In 2015 when Capt. Kristen Griest, Capt. Shaye Haver and Maj. Lisa Jaster earned Ranger tabs, the story read like a book.

Retired Brig. Gen. Pete Jones said it was only the start of the story.

“Was it really the last pages of the book?” asked Jones, the commandant of the Infantry School back in 2015 and 2016. “It was really the first pages of the book. It wasn’t just about integration of women into Ranger School. It was about fully integration of women fully  into all branches of the Army.”

And it has been an uncomfortable story, at times, for those who lived it.

“It’s nice when people come up and say followed story or supported it,” Griest said “…Uncomfortable in not something I did. It was really an achievement for the Army to realize the best level of training we have for soldiers could be opened up to 100 percent of soldiers.”

Haver said being a first has come with a responsibility to do your job as well as you can. And hope the men who watch and follow will see that.

 “… What Kristen and I wanted to do up front was show by our actions,” Haver said. “Hey, we’re here just like you to work like you, give it our best shot like you. Make mistakes just like you.”

They have done it well, says one veteran journalist and author. Gayle Tzemach Lemmon has covered this story since the beginning.

“It is about opportunity and access to opportunity,” Lemmon said. “…And you can not spend time around these women without thinking that America is better off for having their brains, their guts, their courage, their heart, their strength, all of that dedicated to protecting this country.”

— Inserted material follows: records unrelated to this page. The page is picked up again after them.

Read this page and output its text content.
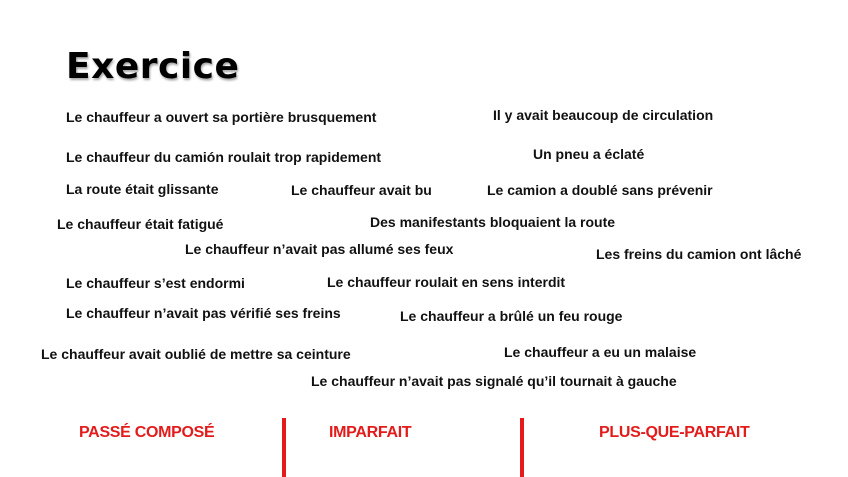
Exercice
Le chauffeur a ouvert sa portière brusquement	Il y avait beaucoup de circulation
Le chauffeur du camión roulait trop rapidement	Un pneu a éclaté
La route était glissante	Le chauffeur avait bu	Le camion a doublé sans prévenir
Le chauffeur était fatigué	Des manifestants bloquaient la route
Le chauffeur n’avait pas allumé ses feux	Les freins du camion ont lâché
Le chauffeur s’est endormi	Le chauffeur roulait en sens interdit
Le chauffeur n’avait pas vérifié ses freins	Le chauffeur a brûlé un feu rouge
Le chauffeur avait oublié de mettre sa ceinture	Le chauffeur a eu un malaise
Le chauffeur n’avait pas signalé qu’il tournait à gauche
PASSÉ COMPOSÉ	IMPARFAIT	PLUS-QUE-PARFAIT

The final chapter of this story is still years away, says the retired colonel who commanded the Airborne and Ranger Training Brigade in 2015 when women integrated it.

“The women attending Ranger School influenced opening all jobs and all units to women,” said retired Col. David Fivecoat. “But how is the Army going to sustain that change? It’s a two-decade question.

“Who’s going to be the first woman that’s an Infantry battalion commander? Or the first woman who’s an Infantry Brigade commander? So those questions are all going to be answered in the next 20 years. It will be interesting to see how the Army is going to sustain this.”